A box and bar chart is a diagram that shows the statistical distribution of data. This kind of chart pattern makes it easier for us to see how the data is distributed into a number row. And, more importantly, this kind of diagram pattern is easy to make,
Step
Step 1. Collect data
Let's say we have the numbers 1, 3, 2, 4, and 5. These numbers are what we will use in the calculation example.
Step 2. Arrange the existing data from the smallest value to the largest value
Arrange the numbers in order so that the smallest value will be on our left and the largest value will be on our right. In this case, the data that we have in sequence become 1, 2, 3, 4, and 5.
Step 3. Find the median of our data set
A median is the middle value of a sequence of existing data (that's why we have to sort the existing values first in the second step). For example, in the data we already have, 3 is the middle value, which means it is the median value of the set of values that we have. The median can also be referred to as the “second quartile”.
- In a data set with an odd number of values, a median will have the same number of values either before or after it. For a sequence of data 1, 2, 3, 4, and 5, the middle value, 3, has 2 numbers before or after it. That's what makes it easy for us to find the median value of the sequence of values.
- However, what if a data set has an even number of values? How can we find the middle value in a sequence of values 2, 4, 4, 7, 9, 10, 14, 15? The trick is to take the two middle values and find the average of the two values. In the example above, we will take the values 7 and 9 – the two values that are right in the middle – add the two values and divide by 2. 7 + 9 equals 16 divided by 2 equals 8. So, we find that the median value of the data in top is 8.
Step 4. Find the first and third quartiles
We have found the second quartile of our data, which is the median value, 3. Now, we need to find the median of the two lowest values; from the example, we need to get the median of the two values on the "left" of the value 3. The median value of 1 and 2 is (1 + 2) / 2 = 1.5. Do the same calculation to find the median of the two values on the “right” side of the value 3. (4 + 5) / 2 = 4.5.
Step 5. Draw a line pattern
This line should be long enough to contain all the values we have, add the excess lines on both sides. Then, place the numbers in the appropriate range of values. If we have decimal values, for example 4, 5 and 1, 5, make sure we write them down properly.

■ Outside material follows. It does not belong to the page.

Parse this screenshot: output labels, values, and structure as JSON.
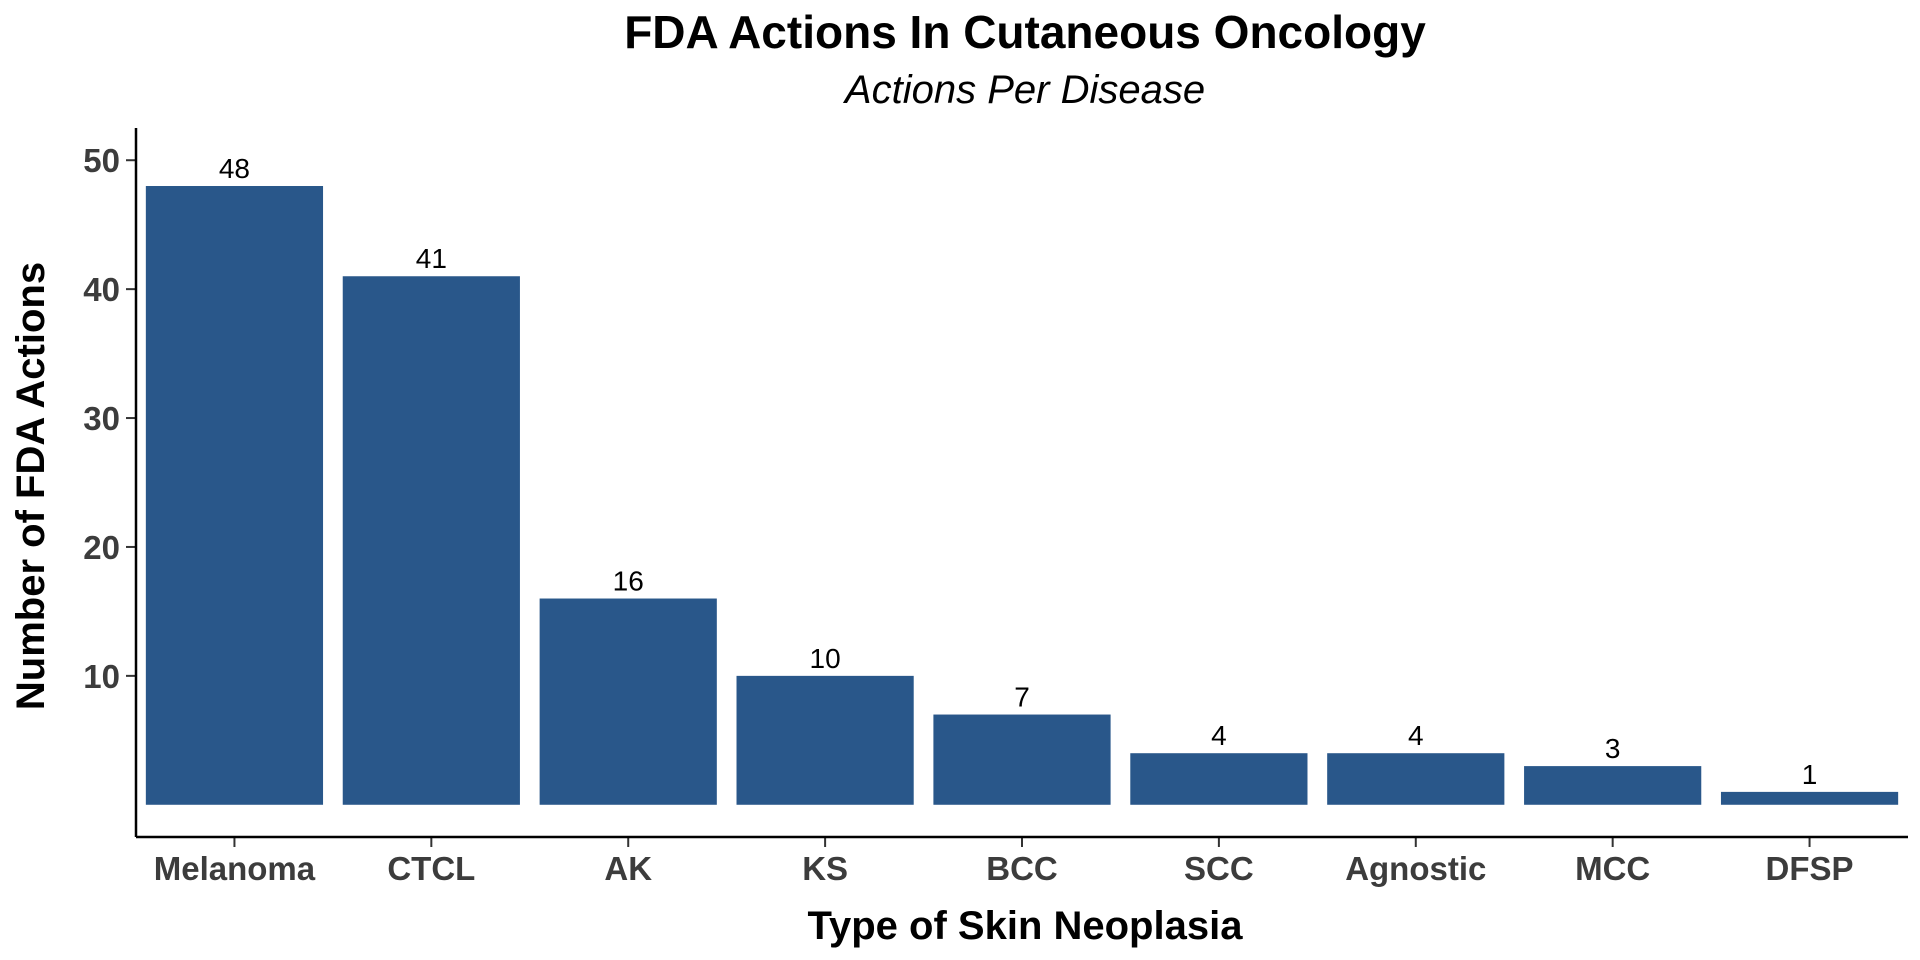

Step 6. Mark the first, second, and third quartile of the line pattern
Write down each value from the first, second, and third quartile and mark each number on the line pattern. The marks given should be in the form of a vertical line in each quartile, starting by marking a thin straight line above the existing line pattern.
Step 7. Create a box by drawing lines connecting the quartiles
Draw a line connecting the sign above the first quartile to the sign of the third quartile, past the second quartile. Next, also connect the line from the bottom of the first quartile to the bottom of the quartile. Make sure the line crosses the second quartile as well.
Step 8. Tick the values that exist
Find the smallest value, then the largest value from the existing data and mark these values on the available line pattern. Mark these values with a period. From the example we have, the lowest value is 1 and the top is 5.
Step 9. Connect the numbers with a horizontal line
The straight line connecting the numbers is often referred to as the “tennacle” in square and bar charts.
Step 10. Done
Now, see how the diagram depicts the distribution of values from the existing data. You will easily see that, for example, if you want to know data from the top quartile, look at the size of the top box. Charts with this pattern can be an alternative to bar charts and histograms.